We also started preparing for software discovery. Guix comes with a
continuous integration system on a build farm. We want to harvest that
information to see when packages are building or failing. See, for
example, the [Ruby
builds](http://hydra.gnu.org/job/gnu/master/ruby-2.2.3.x86_64-linux)
which contain the SHA values of the package as well as the checkout of
the Guix git repository reflecting the exact dependency graph.  We are
collaborating with Nix and Guix communities to get this information as
JSON output so it can be used in a web-service.

The next idea is to use RDF for software discovery.
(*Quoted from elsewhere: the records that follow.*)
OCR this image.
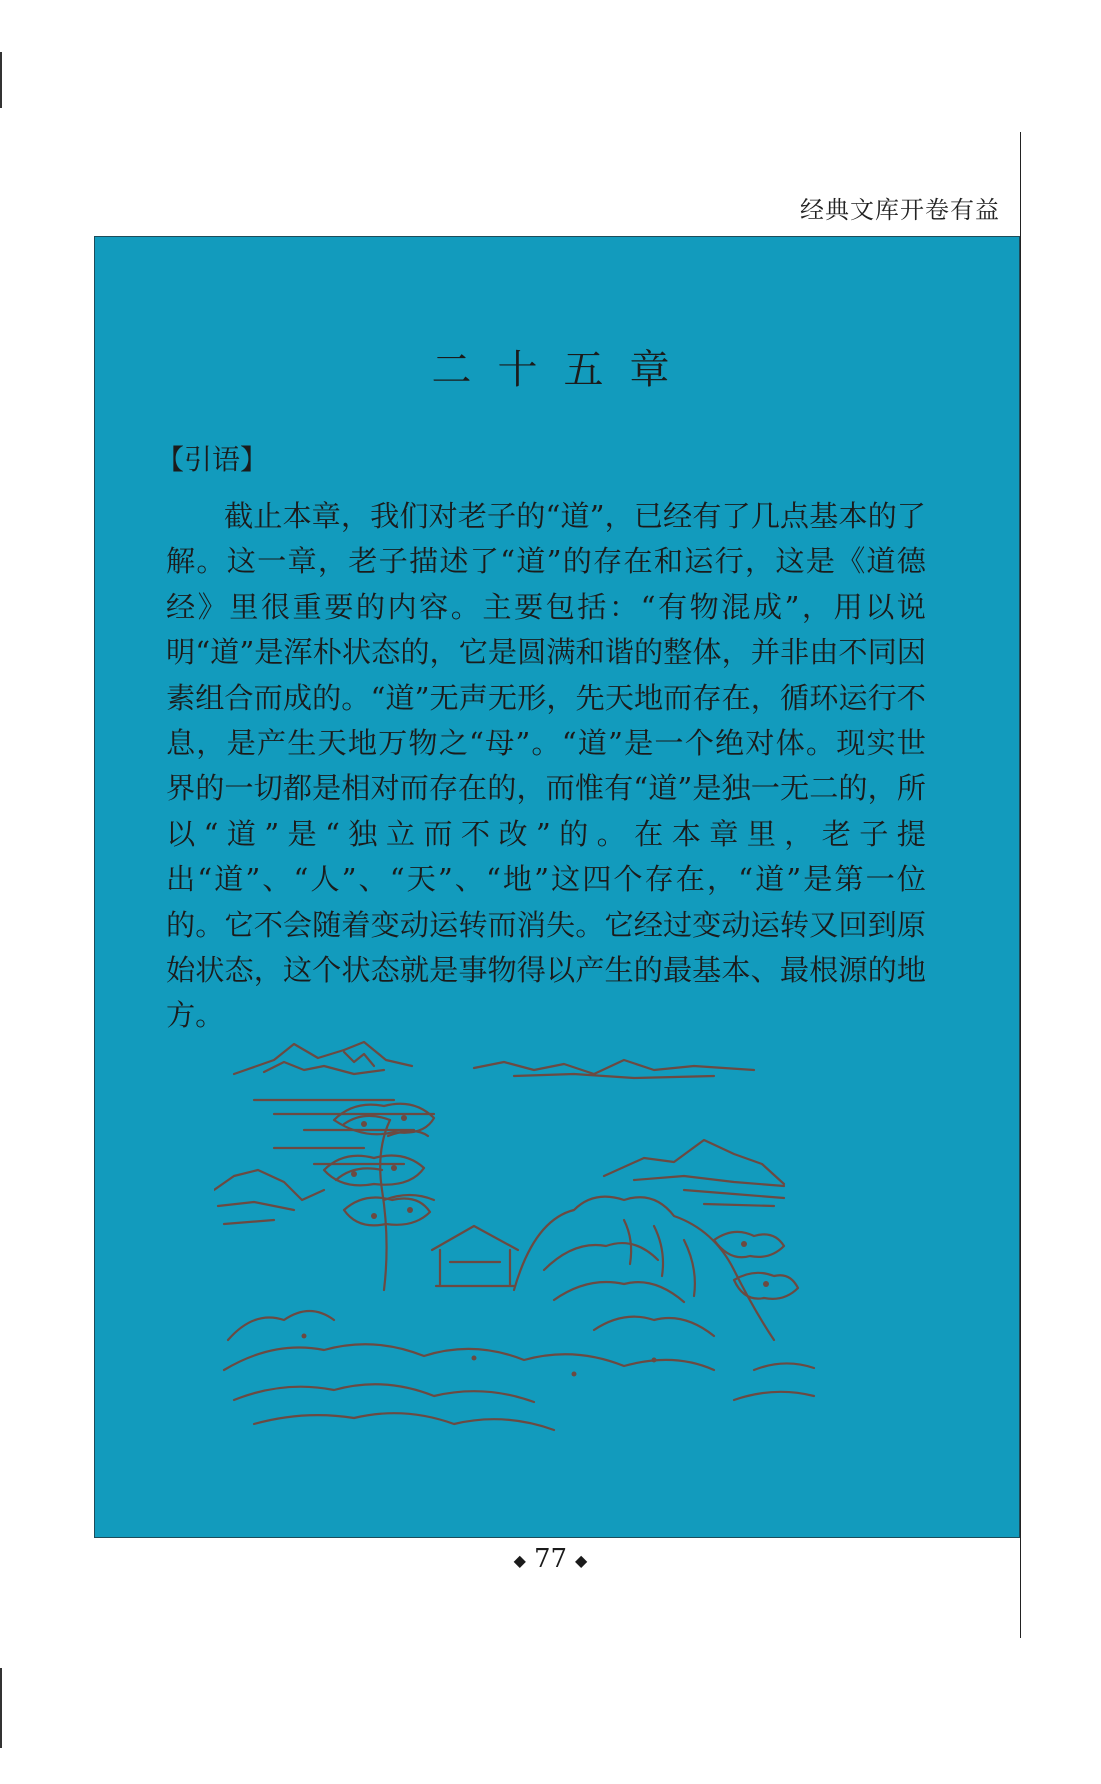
经典文库开卷有益
二十五章
【引语】

截止本章，我们对老子的“道”，已经有了几点基本的了解。这一章，老子描述了“道”的存在和运行，这是《道德经》里很重要的内容。主要包括：“有物混成”，用以说明“道”是浑朴状态的，它是圆满和谐的整体，并非由不同因素组合而成的。“道”无声无形，先天地而存在，循环运行不息，是产生天地万物之“母”。“道”是一个绝对体。现实世界的一切都是相对而存在的，而惟有“道”是独一无二的，所以“道”是“独立而不改”的。在本章里，老子提出“道”、“人”、“天”、“地”这四个存在，“道”是第一位的。它不会随着变动运转而消失。它经过变动运转又回到原始状态，这个状态就是事物得以产生的最基本、最根源的地方。

◆ 77 ◆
One problem
software discovery needs to address is that bioinformaticians often
spend a long time assessing the value of particular tools. For
example, there are hundreds of structural DNA variant
callers. Assessment of tools includes reading papers and online
documentation followed by installing, trying and tweaking individual
tools (if they get installed at all!). Next there may need to be an
assessment of code quality (reading the source code) and checking
activity of development, recent updated, bug fixes and mailing list
activity. An RDF interface could contain information that would make
this type of information better accessible and contain both automated
and harvested data, as well as contributions by individuals.